En 2017, des centaines de cultivateurs dans le district de Yavatmal, en Inde, ont été victimes d’empoisonnement. Le pesticide « Polo » de Syngenta a joué un rôle important dans cette tragédie. De nouvelles recherches et des documents officiels montrent que le nombre de cas d’intoxication impliquant ce produit était bien plus élevé que ce qui a été révélé jusqu’ici.
Syngenta continue pourtant de vendre son pesticide extrêmement dangereux en Inde.
Retour sur les faits
Dans le district de Yavatmal, en Inde centrale, environ 800 travailleurs agricoles ont été intoxiqués en épandant des pesticides sur les champs de coton entre juillet et octobre 2017. Plus de vingt d’entre eux sont décédés. Une enquête de Public Eye a révélé que le Polo de Syngenta figurait parmi les produits incriminés. Cet insecticide contient du diafenthiuron, une substance interdite depuis des années en Suisse et dans l’Union européenne. Retirée du marché suisse en 2009, elle figure sur la liste des pesticides « interdits en raison de leurs effets sur la santé de l’être humain ou sur l’environnement ». Selon l’Agence européenne des produits chimiques (ECHA), le diafenthiuron est « toxique en cas d’inhalation » et peut « occasionner des lésions d’organes en cas d’exposition prolongée ou répétée ».
A ce jour, Syngenta a toujours minimisé, voire nié sa part de responsabilité face aux conséquences sanitaires et sociales de ce drame.
De graves conséquences pour les familles
Chacune des 51 victimes a eu besoin d’un traitement médical. Parmi les conséquences de ces intoxications figuraient des problèmes oculaires, des nausées, des troubles neurologiques et musculaires, des difficultés respiratoires, des gonflements et des réactions cutanées. 43 personnes ont été hospitalisées – la plupart entre un jour et deux semaines, 9 plus de deux semaines et une a même passé 31 jours à l’hôpital. 44 des 51 victimes ont indiqué avoir subi une perte temporaire de la vue, et 16 sont restées inconscientes, parfois pendant plusieurs jours. Bon nombre d’entre elles ont été dans l’incapacité de travailler durant une longue période, jusqu’à un an dans certains cas. 28 personnes ont fait état de problèmes de santé persistants, notamment d’ordre neurologique et musculaire.

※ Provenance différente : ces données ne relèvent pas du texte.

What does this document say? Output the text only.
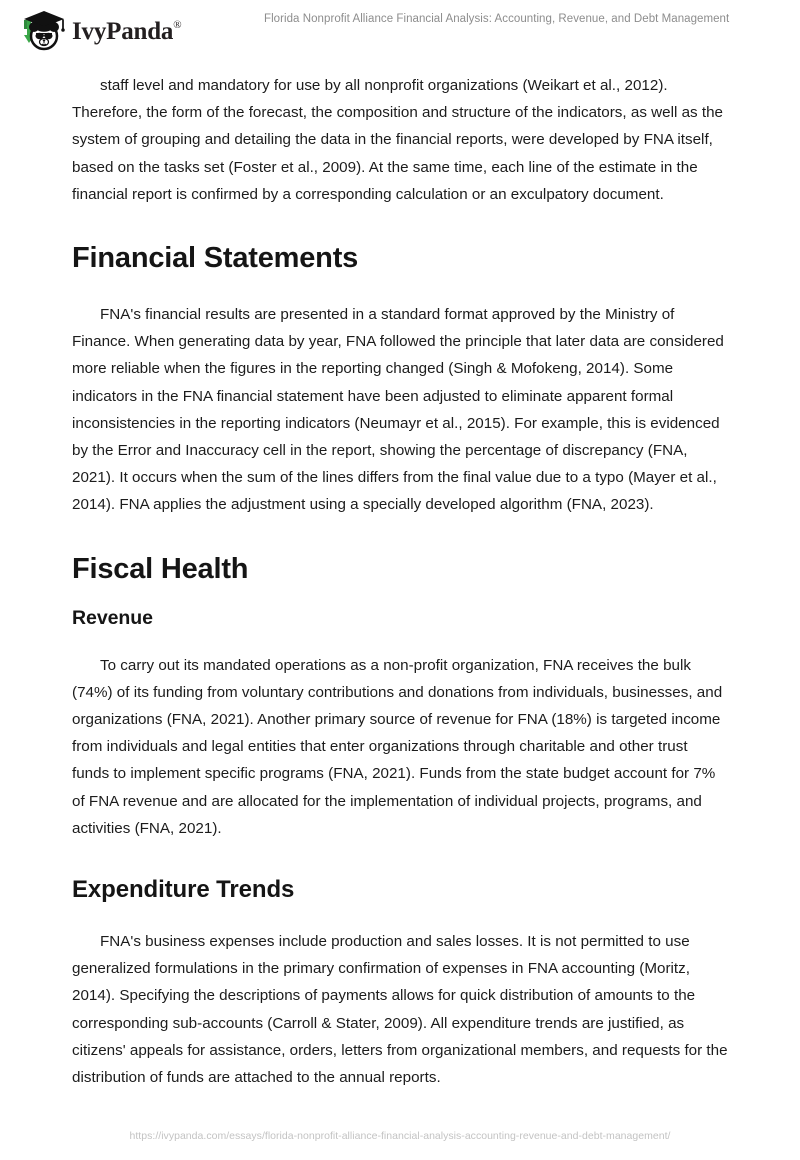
IvyPanda®
Florida Nonprofit Alliance Financial Analysis: Accounting, Revenue, and Debt Management

staff level and mandatory for use by all nonprofit organizations (Weikart et al., 2012). Therefore, the form of the forecast, the composition and structure of the indicators, as well as the system of grouping and detailing the data in the financial reports, were developed by FNA itself, based on the tasks set (Foster et al., 2009). At the same time, each line of the estimate in the financial report is confirmed by a corresponding calculation or an exculpatory document.

Financial Statements

FNA's financial results are presented in a standard format approved by the Ministry of Finance. When generating data by year, FNA followed the principle that later data are considered more reliable when the figures in the reporting changed (Singh & Mofokeng, 2014). Some indicators in the FNA financial statement have been adjusted to eliminate apparent formal inconsistencies in the reporting indicators (Neumayr et al., 2015). For example, this is evidenced by the Error and Inaccuracy cell in the report, showing the percentage of discrepancy (FNA, 2021). It occurs when the sum of the lines differs from the final value due to a typo (Mayer et al., 2014). FNA applies the adjustment using a specially developed algorithm (FNA, 2023).

Fiscal Health
Revenue

To carry out its mandated operations as a non-profit organization, FNA receives the bulk (74%) of its funding from voluntary contributions and donations from individuals, businesses, and organizations (FNA, 2021). Another primary source of revenue for FNA (18%) is targeted income from individuals and legal entities that enter organizations through charitable and other trust funds to implement specific programs (FNA, 2021). Funds from the state budget account for 7% of FNA revenue and are allocated for the implementation of individual projects, programs, and activities (FNA, 2021).

Expenditure Trends

FNA's business expenses include production and sales losses. It is not permitted to use generalized formulations in the primary confirmation of expenses in FNA accounting (Moritz, 2014). Specifying the descriptions of payments allows for quick distribution of amounts to the corresponding sub-accounts (Carroll & Stater, 2009). All expenditure trends are justified, as citizens' appeals for assistance, orders, letters from organizational members, and requests for the distribution of funds are attached to the annual reports.

https://ivypanda.com/essays/florida-nonprofit-alliance-financial-analysis-accounting-revenue-and-debt-management/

Pour de nombreuses familles, l’intoxication a entraîné une baisse dramatique de leurs faibles revenus, et la charge de travail assumée par les femmes a considérablement augmenté. En plus de s’occuper des enfants, elles doivent assurer les soins à leur mari malade et travailler comme journalières dans les champs, où elles touchent un salaire nettement plus faible que les hommes.

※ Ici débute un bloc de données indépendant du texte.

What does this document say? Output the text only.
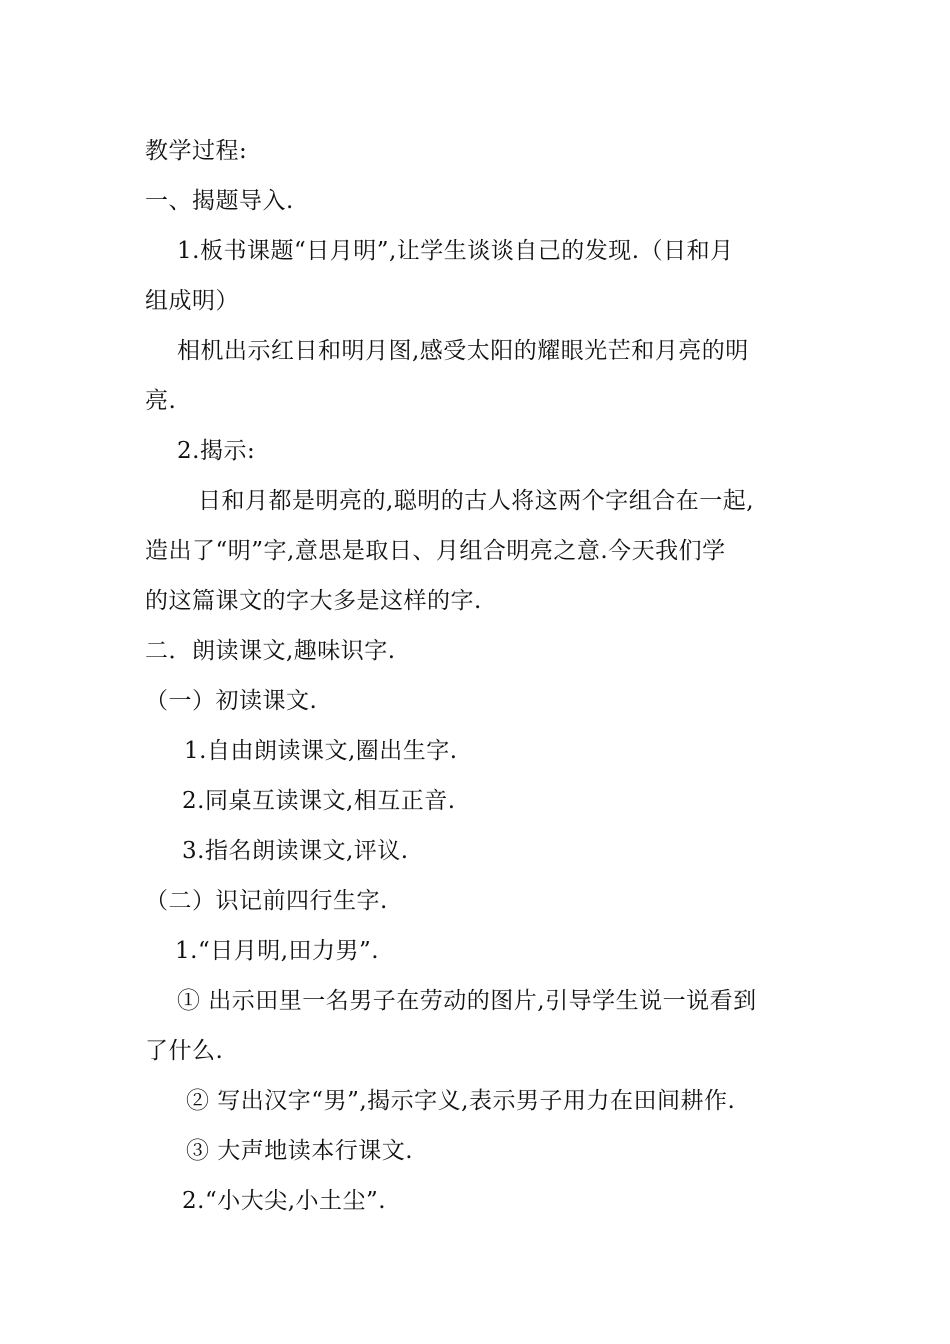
教学过程:
一、揭题导入.
1.板书课题“日月明”,让学生谈谈自己的发现.（日和月
组成明）
相机出示红日和明月图,感受太阳的耀眼光芒和月亮的明
亮.
2.揭示:
日和月都是明亮的,聪明的古人将这两个字组合在一起,
造出了“明”字,意思是取日、月组合明亮之意.今天我们学
的这篇课文的字大多是这样的字.
二．朗读课文,趣味识字.
（一）初读课文.
1.自由朗读课文,圈出生字.
2.同桌互读课文,相互正音.
3.指名朗读课文,评议.
（二）识记前四行生字.
1.“日月明,田力男”.
① 出示田里一名男子在劳动的图片,引导学生说一说看到
了什么.
② 写出汉字“男”,揭示字义,表示男子用力在田间耕作.
③ 大声地读本行课文.
2.“小大尖,小土尘”.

Des actions et réformes nécessaires
Les organisations ont déposé une notification conjointe auprès du Point de contact national dans l’espoir d’obtenir enfin des résultats concrets, que les échanges directs avec Syngenta n’ont pas permis jusqu’à présent. Elles demandent notamment :
- Que Syngenta cesse de vendre des pesticides dangereux aux petits paysans et travailleurs agricoles indiens
- Une indemnisation financière pour les 51 familles concernées afin de couvrir les frais médicaux et la perte de revenus engendrés.
Cette affaire montre une fois de plus les graves violations de droits humains que peuvent commettre des sociétés suisses.
L’initiative pour des multinationales responsables est un pas décisif pour mettre les entreprises face à leurs responsabilités et prévenir de tels abus. Si elle était acceptée, cette initiative veillerait aussi à ce que la responsabilité en dommages et intérêts repose sur l’ensemble de l’entreprise. La nouveauté ne serait pas qu’un tribunal suisse doive se prononcer sur des dommages perpétrés à l’étranger, mais que le siège d’une multinationale en Suisse puisse être tenu responsable des violations de droits humains occasionnées par ses filiales étrangères et qui auraient pu être évitées si le siège avait pris les mesures de diligence adéquates.